Pra você correr macio

Nos mais de trinta dias que fiquei sem escrever aqui, mentalizei um texto diferente a cada cair do Sol. Quanto mais o tempo passava, mais ansiosa eu ficava para descobrir que assunto me traria de novo – apesar da falta de tempo, do pouco vento ou do que mais eu inventasse.

O texto foi se esboçando metalinguístico dentro de mim – eu queria vir justamente falar do que me engoliu e de como eu tive que me vomitar de volta. Então hoje o mundo me empurrou de cabeça nessas linhas, sem escapatória. Eu precisava vir falar não apenas que é preciso inventar tempo para ser feliz, mas que tudo isso requer coragem.

Com o fim de cada tarde vem o cansaço de um corpo que carrega a si e a uma mochila de dissabores do mundo nas costas. Olhos acinzentados pelas cores que o dia negou, pescoço rijo de quem ficou horas demais sem olhar em volta. Mas com o fim da tarde vem também a paleta imprevisível de nuvens e poluções e sóis e céus. Minha chance de tacar o rosto na janela e respirar – vento sujo, vapor quente, mas vida em forma de ar.

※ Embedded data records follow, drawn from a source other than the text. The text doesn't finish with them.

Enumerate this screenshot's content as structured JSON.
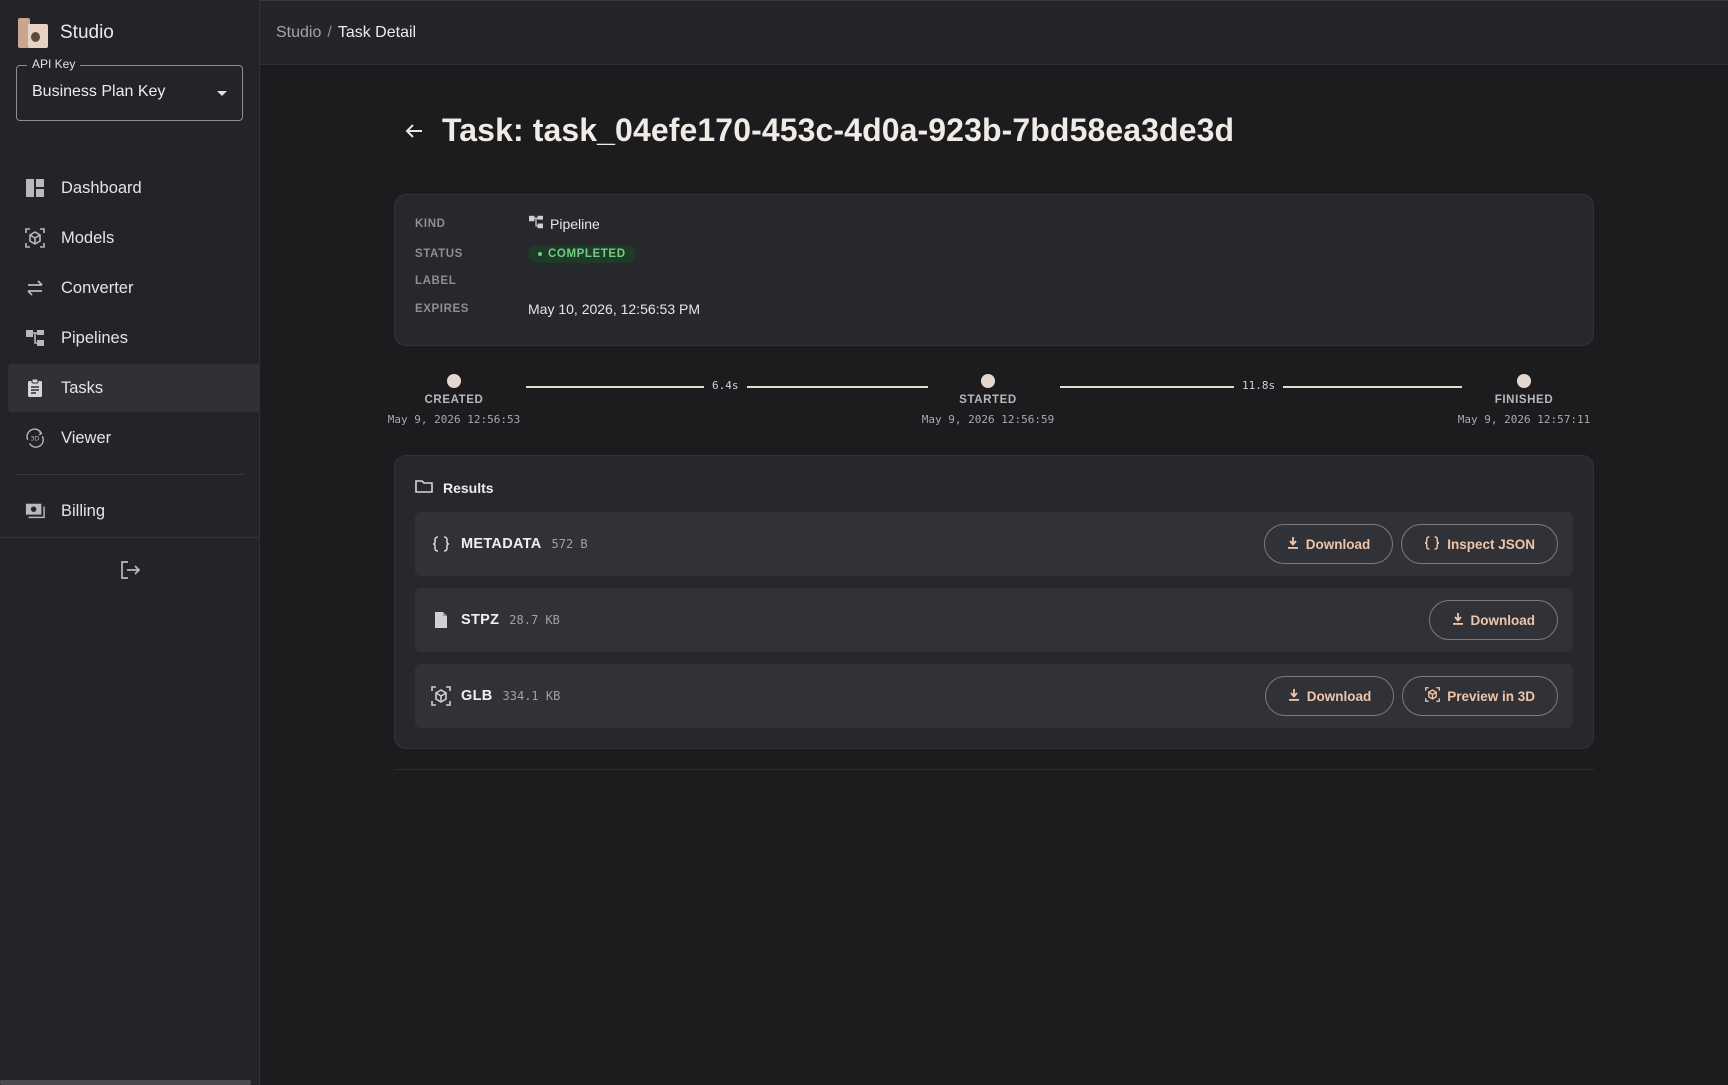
{
  "app": {
    "name": "Studio"
  },
  "api_key": {
    "legend": "API Key",
    "value": "Business Plan Key"
  },
  "nav": {
    "items": [
      {
        "label": "Dashboard",
        "icon": "dashboard-icon"
      },
      {
        "label": "Models",
        "icon": "cube-icon"
      },
      {
        "label": "Converter",
        "icon": "swap-icon"
      },
      {
        "label": "Pipelines",
        "icon": "pipeline-icon"
      },
      {
        "label": "Tasks",
        "icon": "clipboard-icon",
        "active": true
      },
      {
        "label": "Viewer",
        "icon": "viewer-3d-icon"
      }
    ],
    "billing": {
      "label": "Billing",
      "icon": "billing-icon"
    }
  },
  "breadcrumb": {
    "root": "Studio",
    "separator": "/",
    "current": "Task Detail"
  },
  "task": {
    "title": "Task: task_04efe170-453c-4d0a-923b-7bd58ea3de3d",
    "fields": {
      "kind_label": "KIND",
      "kind_value": "Pipeline",
      "status_label": "STATUS",
      "status_value": "COMPLETED",
      "label_label": "LABEL",
      "label_value": "",
      "expires_label": "EXPIRES",
      "expires_value": "May 10, 2026, 12:56:53 PM"
    }
  },
  "timeline": {
    "created": {
      "label": "CREATED",
      "time": "May 9, 2026 12:56:53"
    },
    "started": {
      "label": "STARTED",
      "time": "May 9, 2026 12:56:59"
    },
    "finished": {
      "label": "FINISHED",
      "time": "May 9, 2026 12:57:11"
    },
    "durations": [
      "6.4s",
      "11.8s"
    ]
  },
  "results": {
    "title": "Results",
    "items": [
      {
        "name": "METADATA",
        "size": "572 B",
        "icon": "braces-icon",
        "actions": [
          "Download",
          "Inspect JSON"
        ]
      },
      {
        "name": "STPZ",
        "size": "28.7 KB",
        "icon": "file-icon",
        "actions": [
          "Download"
        ]
      },
      {
        "name": "GLB",
        "size": "334.1 KB",
        "icon": "cube-icon",
        "actions": [
          "Download",
          "Preview in 3D"
        ]
      }
    ]
  },
  "colors": {
    "accent": "#efc5aa",
    "status_success": "#6fcf82",
    "background": "#1c1c1f",
    "sidebar": "#232428"
  }
}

E é quando eu passo a construir meu tempo. Convencer a mim e ao relógio de que somos amigos, precisamos caber num abraço, precisamos parar para ser – por qualquer instante, vendo as luzes do viaduto, o pipoqueiro ensacar a pipoca, as árvores secas colorirem o chão de laranja.

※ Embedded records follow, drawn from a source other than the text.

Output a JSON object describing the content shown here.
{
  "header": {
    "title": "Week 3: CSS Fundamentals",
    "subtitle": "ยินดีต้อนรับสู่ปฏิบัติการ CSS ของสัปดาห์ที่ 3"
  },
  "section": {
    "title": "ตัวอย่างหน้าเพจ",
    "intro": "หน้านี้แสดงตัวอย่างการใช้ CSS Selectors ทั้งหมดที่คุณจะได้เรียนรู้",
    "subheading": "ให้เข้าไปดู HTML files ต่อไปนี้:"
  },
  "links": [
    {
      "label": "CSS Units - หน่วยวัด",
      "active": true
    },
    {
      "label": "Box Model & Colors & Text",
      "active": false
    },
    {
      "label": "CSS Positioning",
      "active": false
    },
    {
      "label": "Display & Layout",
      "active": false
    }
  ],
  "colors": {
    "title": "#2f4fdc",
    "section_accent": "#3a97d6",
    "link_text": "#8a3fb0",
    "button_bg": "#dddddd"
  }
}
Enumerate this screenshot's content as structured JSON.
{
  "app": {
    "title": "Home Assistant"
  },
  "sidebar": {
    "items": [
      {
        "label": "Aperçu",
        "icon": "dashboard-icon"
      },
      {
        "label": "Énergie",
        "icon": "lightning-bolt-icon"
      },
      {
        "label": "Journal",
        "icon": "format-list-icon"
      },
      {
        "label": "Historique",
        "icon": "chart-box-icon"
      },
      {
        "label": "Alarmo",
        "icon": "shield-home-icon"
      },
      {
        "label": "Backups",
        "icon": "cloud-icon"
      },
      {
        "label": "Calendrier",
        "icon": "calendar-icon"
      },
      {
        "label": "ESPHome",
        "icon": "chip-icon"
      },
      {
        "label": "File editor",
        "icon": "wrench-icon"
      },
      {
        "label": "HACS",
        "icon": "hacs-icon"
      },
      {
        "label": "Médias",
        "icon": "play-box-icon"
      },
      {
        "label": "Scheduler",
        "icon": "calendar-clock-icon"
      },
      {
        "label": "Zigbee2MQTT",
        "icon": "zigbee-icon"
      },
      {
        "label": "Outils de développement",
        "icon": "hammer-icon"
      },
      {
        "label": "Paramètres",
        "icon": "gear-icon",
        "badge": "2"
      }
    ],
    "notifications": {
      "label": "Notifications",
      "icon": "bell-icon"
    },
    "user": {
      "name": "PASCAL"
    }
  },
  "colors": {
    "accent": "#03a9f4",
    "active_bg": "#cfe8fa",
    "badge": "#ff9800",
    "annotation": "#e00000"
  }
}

O tempo, enfim – disse eu para mim – é de dentro para fora. Nunca o contrário. O contrário faz a gente acreditar que realmente não dá, que amor só com hora marcada, sorvete só no final de semana, felicidade só para quem tá com a vida ganha.

Não que ser feliz não exija esforço. Hoje saí do trabalho irradiando qualquer alegria, reparei no amarelo do Sol, conversei com o Carlos que vende os livros que encontra no lixo e encontrei a Pretinha, dormindo estrebuchada no meio da calçada. Era mais uma bela Praça da Estação ao por do sol – até que aquele garoto me mostrou aquela faca e me disse aquelas coisas e parte de mim tremeu, e a outra parte também. Tive medo do que ele faria comigo e depois do que a polícia faria com ele. Troquei o sorriso besta por um choro angustiado, de quem foi vítima de uma outra vítima, mais perdida e calejada.

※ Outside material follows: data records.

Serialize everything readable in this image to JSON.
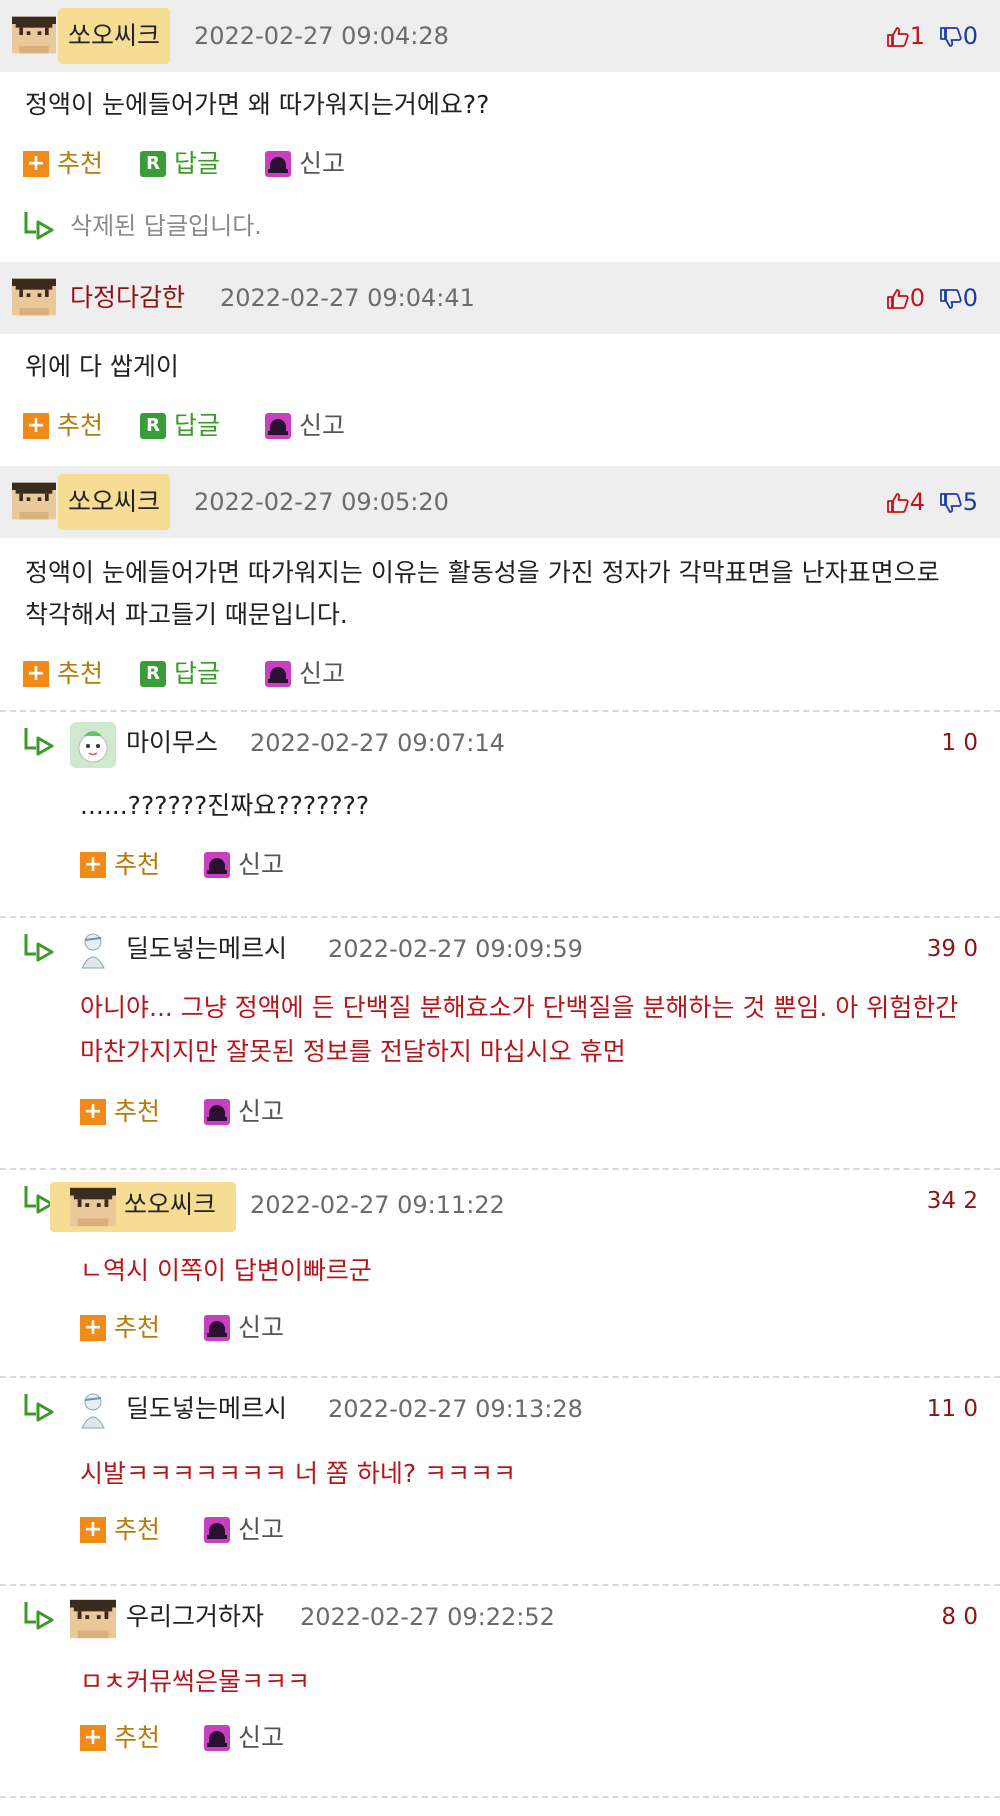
{
  "labels": {
    "recommend": "추천",
    "reply": "답글",
    "report": "신고"
  },
  "comments": [
    {
      "nick": "쏘오씨크",
      "date": "2022-02-27 09:04:28",
      "up": "1",
      "down": "0",
      "text": "정액이 눈에들어가면 왜 따가워지는거에요??"
    },
    {
      "nick": "다정다감한",
      "date": "2022-02-27 09:04:41",
      "up": "0",
      "down": "0",
      "text": "위에 다 쌉게이"
    },
    {
      "nick": "쏘오씨크",
      "date": "2022-02-27 09:05:20",
      "up": "4",
      "down": "5",
      "text": "정액이 눈에들어가면 따가워지는 이유는 활동성을 가진 정자가 각막표면을 난자표면으로 착각해서 파고들기 때문입니다."
    }
  ],
  "deleted_reply": "삭제된 답글입니다.",
  "replies": [
    {
      "nick": "마이무스",
      "date": "2022-02-27 09:07:14",
      "votes": "1 0",
      "text": "......??????진짜요???????"
    },
    {
      "nick": "딜도넣는메르시",
      "date": "2022-02-27 09:09:59",
      "votes": "39 0",
      "text": "아니야... 그냥 정액에 든 단백질 분해효소가 단백질을 분해하는 것 뿐임. 아 위험한간 마찬가지지만 잘못된 정보를 전달하지 마십시오 휴먼"
    },
    {
      "nick": "쏘오씨크",
      "date": "2022-02-27 09:11:22",
      "votes": "34 2",
      "text": "ㄴ역시 이쪽이 답변이빠르군"
    },
    {
      "nick": "딜도넣는메르시",
      "date": "2022-02-27 09:13:28",
      "votes": "11 0",
      "text": "시발ㅋㅋㅋㅋㅋㅋㅋ 너 쫌 하네? ㅋㅋㅋㅋ"
    },
    {
      "nick": "우리그거하자",
      "date": "2022-02-27 09:22:52",
      "votes": "8 0",
      "text": "ㅁㅊ커뮤썩은물ㅋㅋㅋ"
    }
  ],
  "icons": {
    "thumbs_up": "thumbs-up-icon",
    "thumbs_down": "thumbs-down-icon",
    "plus": "plus-icon",
    "reply_badge": "reply-r-icon",
    "siren": "siren-icon",
    "reply_arrow": "reply-arrow-icon"
  },
  "colors": {
    "header_bg": "#eeeeee",
    "highlight": "#f7dd94",
    "recommend": "#b87a0c",
    "reply": "#3c9a29",
    "up": "#c3121c",
    "down": "#1e3c9e",
    "red_text": "#b5161b"
  }
}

Mas voltei aqui para falar, lembra? Que é preciso coragem. Para continuar não mudando de calçada. Para ainda preferir vidros abertos ao ar condicionado. Para olhar para o céu, mesmo que isso te torça o pé. Para seguir em frente vendo fragmentos de cor no concreto, espaços vagos entre os ponteiros e cultivar o que de melhor a gente conseguir, dentro e fora do peito.